Oracle VM-installatiekopieën implementeren in Microsoft Azure

In deze sectie wordt informatie behandeld over Oracle-oplossingen op basis van VM-installatiekopieën (virtuele machines) die zijn gepubliceerd door Oracle in Azure Marketplace. Als u een lijst met momenteel beschikbare Oracle-installatiekopieën wilt ophalen, voert u de volgende opdracht uit met behulp van Azure CLI of Azure Cloud Shell

az vm image list --publisher oracle --output table –all

De installatiekopieën zijn bring-your-own-license. Er worden alleen kosten in rekening gebracht voor de kosten voor rekenkracht, opslag en netwerken die worden uitgevoerd op een virtuele machine. U kunt er ook voor kiezen om uw oplossingen te bouwen op een aangepaste installatiekopieën die u helemaal zelf maakt in Azure of om een aangepaste installatiekopieën te uploaden vanuit uw on-premises omgeving.

Belangrijk

U hebt een juiste licentie nodig voor het gebruik van Oracle-software en een huidige ondersteuningsovereenkomst met Oracle. Oracle heeft gegarandeerde licentiemobiliteit van on-premises naar Azure. Zie de veelgestelde vragen over Oracle en Microsoft Strategic Partnership voor meer informatie over licentiemobiliteit.

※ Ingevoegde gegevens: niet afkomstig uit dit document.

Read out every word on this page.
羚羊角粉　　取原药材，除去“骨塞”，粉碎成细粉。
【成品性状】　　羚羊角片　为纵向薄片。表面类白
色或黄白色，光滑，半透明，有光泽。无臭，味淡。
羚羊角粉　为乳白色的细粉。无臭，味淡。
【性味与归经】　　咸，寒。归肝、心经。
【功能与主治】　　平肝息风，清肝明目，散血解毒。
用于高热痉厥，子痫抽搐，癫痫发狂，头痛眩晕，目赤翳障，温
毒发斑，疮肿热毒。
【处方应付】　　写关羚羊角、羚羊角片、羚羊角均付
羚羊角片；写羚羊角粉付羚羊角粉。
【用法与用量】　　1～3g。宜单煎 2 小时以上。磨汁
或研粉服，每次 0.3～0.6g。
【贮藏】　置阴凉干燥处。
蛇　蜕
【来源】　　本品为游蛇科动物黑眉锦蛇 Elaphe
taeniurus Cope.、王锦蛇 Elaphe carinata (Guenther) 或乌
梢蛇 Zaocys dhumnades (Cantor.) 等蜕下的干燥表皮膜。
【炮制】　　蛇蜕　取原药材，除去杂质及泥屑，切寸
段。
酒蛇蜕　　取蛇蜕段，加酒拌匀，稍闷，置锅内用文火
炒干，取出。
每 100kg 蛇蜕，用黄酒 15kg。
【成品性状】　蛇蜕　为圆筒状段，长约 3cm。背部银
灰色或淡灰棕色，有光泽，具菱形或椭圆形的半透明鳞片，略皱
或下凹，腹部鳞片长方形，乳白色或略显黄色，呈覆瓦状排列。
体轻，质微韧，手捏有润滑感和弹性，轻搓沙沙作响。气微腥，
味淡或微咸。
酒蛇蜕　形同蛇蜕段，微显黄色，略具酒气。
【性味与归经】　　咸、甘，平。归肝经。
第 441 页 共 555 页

Toepassingen op Oracle Linux en WebLogic-server

Voer bedrijfstoepassingen uit op weblogic-server in Azure op ondersteunde Oracle Linux-installatiekopieën. Zie de documentatie van WebLogic, Oracle WebLogic Server in Azure Solution Overview voor meer informatie.

WebLogic Server met Azure-service-integraties

Oracle en Microsoft werken samen om WebLogic Server naar Azure Marketplace te brengen in de vorm van Azure-toepassing aanbieding. Zie Wat zijn oplossingen voor het uitvoeren van Oracle WebLogic Server voor meer informatie over deze aanbiedingen.

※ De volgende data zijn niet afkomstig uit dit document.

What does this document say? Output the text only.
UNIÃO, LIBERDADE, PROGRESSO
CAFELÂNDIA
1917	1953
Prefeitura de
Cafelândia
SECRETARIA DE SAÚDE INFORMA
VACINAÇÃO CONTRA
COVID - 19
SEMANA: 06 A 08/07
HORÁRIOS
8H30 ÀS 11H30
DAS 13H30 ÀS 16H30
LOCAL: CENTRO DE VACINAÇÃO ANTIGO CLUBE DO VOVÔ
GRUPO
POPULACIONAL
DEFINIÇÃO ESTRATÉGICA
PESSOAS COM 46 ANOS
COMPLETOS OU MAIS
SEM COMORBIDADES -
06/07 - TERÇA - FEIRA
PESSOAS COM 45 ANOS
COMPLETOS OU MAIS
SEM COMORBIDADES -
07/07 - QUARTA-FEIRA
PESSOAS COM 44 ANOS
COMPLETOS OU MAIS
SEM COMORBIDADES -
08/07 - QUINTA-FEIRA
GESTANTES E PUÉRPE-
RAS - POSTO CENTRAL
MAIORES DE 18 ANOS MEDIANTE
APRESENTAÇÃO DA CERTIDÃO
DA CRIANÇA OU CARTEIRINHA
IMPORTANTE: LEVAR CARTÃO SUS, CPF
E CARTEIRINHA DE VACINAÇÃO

Installatiekopieën van Oracle WebLogic Server-VM's

Clustering wordt alleen ondersteund in Enterprise Edition. U hebt alleen een licentie om WebLogic-clustering te gebruiken wanneer u de Enterprise Edition van Oracle WebLogic Server gebruikt. Gebruik geen clustering met Oracle WebLogic Server Standard Edition. UDP multicast wordt niet ondersteund. ondersteuning voor Azure UDP unicasting, maar niet multicasting of broadcasting. Oracle WebLogic Server kan afhankelijk zijn van de unicastmogelijkheden van Azure UDP. Voor de beste resultaten die afhankelijk zijn van UDP-unicast, raden we u aan om de grootte van het WebLogic-cluster statisch te houden of te bewaren met niet meer dan 10 beheerde servers. Oracle WebLogic Server verwacht dat openbare en privépoorten hetzelfde zijn voor T3-toegang. Bijvoorbeeld wanneer u Enterprise JavaBeans (EJB) gebruikt. Overweeg een scenario met meerdere lagen waarin een servicelaagtoepassing wordt uitgevoerd op een Oracle WebLogic Server-cluster dat bestaat uit twee of meer VM's, in een virtueel netwerk met de naam SLWLS. De clientlaag bevindt zich in een ander subnet in hetzelfde virtuele netwerk, met een eenvoudig Java-programma dat EJB probeert aan te roepen in de servicelaag. Omdat u de taakverdeling van de servicelaag moet verdelen, moet er een openbaar eindpunt met gelijke taakverdeling worden gemaakt voor de VM's in het Oracle WebLogic Server-cluster. Als de opgegeven privépoort verschilt van de openbare poort, treedt er een fout op. Als u 7006:7008bijvoorbeeld gebruikt, treedt de volgende fout op omdat voor externe T3-toegang de load balancer-poort en de poort van de beheerde WebLogic-server hetzelfde zijn.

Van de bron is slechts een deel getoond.